Now in one sense, I certainly do not begrudge the idea of a parent wanting to make his child happy. As a father myself, I make every effort to ensure that my children enjoy life. At he same time it always stupefied me how parents would decide to move to another church because their children were bored. I even had one family admit to me that the preaching at another church was undoubtedly weaker, but they wanted the children to be happy. I know what some of you are thinking, “Poor man. This fellow doesn’t understand that the parents weren’t being honest. They were using their children as the scape goat because they didn’t want to own up to the fact that they were the ones who were unhappy.” True. This scenario is certainly a possibility. However, I determined that the parents were being honest because of two factors.
First, at times I would visit the children’s Sunday School and see first-hand bored children, with their hands holding up their drooping heads, as they sat there in a catatonic stasis, all the while their classmates were laughing, engaged, and seemingly enjoying themselves. Second, I often talked with the parents who were engaged, soaking in the material in the adult Sunday School class, and seemingly being edified by the preaching. So a lack of transparency aside, why would parents let their children make one of the most important decisions in their lives?

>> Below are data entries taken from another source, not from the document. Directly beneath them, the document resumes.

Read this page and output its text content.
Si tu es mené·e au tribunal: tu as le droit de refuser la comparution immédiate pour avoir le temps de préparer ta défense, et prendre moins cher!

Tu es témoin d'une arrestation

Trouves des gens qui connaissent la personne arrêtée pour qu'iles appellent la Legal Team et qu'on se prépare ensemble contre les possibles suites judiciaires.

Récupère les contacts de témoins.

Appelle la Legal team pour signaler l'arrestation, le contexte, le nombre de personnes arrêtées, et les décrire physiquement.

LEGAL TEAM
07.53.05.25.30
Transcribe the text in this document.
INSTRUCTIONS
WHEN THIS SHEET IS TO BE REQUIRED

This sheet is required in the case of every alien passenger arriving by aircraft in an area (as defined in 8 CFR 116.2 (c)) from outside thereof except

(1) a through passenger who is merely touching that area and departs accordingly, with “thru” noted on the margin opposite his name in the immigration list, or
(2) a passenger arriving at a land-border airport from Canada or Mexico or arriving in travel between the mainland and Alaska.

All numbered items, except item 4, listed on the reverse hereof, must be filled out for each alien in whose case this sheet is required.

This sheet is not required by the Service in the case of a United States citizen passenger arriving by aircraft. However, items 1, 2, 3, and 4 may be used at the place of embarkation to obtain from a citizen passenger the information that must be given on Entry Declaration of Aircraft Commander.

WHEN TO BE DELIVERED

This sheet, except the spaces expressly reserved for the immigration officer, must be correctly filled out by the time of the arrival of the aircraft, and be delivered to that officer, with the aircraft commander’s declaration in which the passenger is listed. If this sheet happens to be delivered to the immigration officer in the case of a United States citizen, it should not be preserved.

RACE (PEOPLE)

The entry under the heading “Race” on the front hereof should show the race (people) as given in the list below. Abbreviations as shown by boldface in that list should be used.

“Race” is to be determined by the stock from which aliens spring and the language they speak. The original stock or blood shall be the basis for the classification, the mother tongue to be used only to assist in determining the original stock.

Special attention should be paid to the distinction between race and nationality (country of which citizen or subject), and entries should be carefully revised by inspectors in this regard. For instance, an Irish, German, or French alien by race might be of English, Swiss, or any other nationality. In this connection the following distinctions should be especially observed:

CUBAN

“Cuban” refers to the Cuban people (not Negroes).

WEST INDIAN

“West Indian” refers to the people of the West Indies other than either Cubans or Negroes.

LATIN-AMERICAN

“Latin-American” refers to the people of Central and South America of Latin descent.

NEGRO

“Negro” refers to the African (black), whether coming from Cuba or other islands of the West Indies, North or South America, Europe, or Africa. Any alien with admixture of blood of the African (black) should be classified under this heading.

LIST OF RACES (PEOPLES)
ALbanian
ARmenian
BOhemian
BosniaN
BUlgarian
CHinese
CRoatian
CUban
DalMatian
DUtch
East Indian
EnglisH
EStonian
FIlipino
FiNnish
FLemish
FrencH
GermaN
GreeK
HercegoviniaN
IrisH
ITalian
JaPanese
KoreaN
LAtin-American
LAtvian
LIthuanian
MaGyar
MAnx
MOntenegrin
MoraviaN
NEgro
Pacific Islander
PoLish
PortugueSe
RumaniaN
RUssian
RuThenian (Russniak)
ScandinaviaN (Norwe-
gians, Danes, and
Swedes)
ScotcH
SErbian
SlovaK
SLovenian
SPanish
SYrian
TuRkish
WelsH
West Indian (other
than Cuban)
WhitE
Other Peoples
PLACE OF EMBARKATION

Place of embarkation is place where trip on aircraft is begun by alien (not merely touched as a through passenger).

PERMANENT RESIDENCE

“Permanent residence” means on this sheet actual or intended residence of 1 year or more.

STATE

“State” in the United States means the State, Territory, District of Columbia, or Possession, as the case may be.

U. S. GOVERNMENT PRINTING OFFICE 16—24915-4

Would an adult entrust to a ten-year-old child her choice of what medical doctor to visit? Would an adult allow a child to choose the type of medication to consume to treat an ailment? Would an adult allow a young child to make investment choices for a 401k? While adults would not entrust these important decisions to their children, they nevertheless let them make the choices about where they should go to church. And the decision is not based upon whether the church bears the three marks (preaching of the word, administration of the sacraments, or administration of discipline) but upon whether the child is entertained. I think this type of decision also reveals an unstated but nevertheless present belief in the broader church—serious theology is for adults—children come to church for entertainment. Could this be one of the contributing factors to why so many young people graduate from high school never to return to church again?
So many children are taught that excitement and boredom form the poles of the economy of how life is evaluated. Rather than teach children about the truths of the gospel, the condemnation of the law, the promises of the gospel, and blessings we receive through Christ and the Spirit, all too many children look to evaluate life the same way they would a theme park.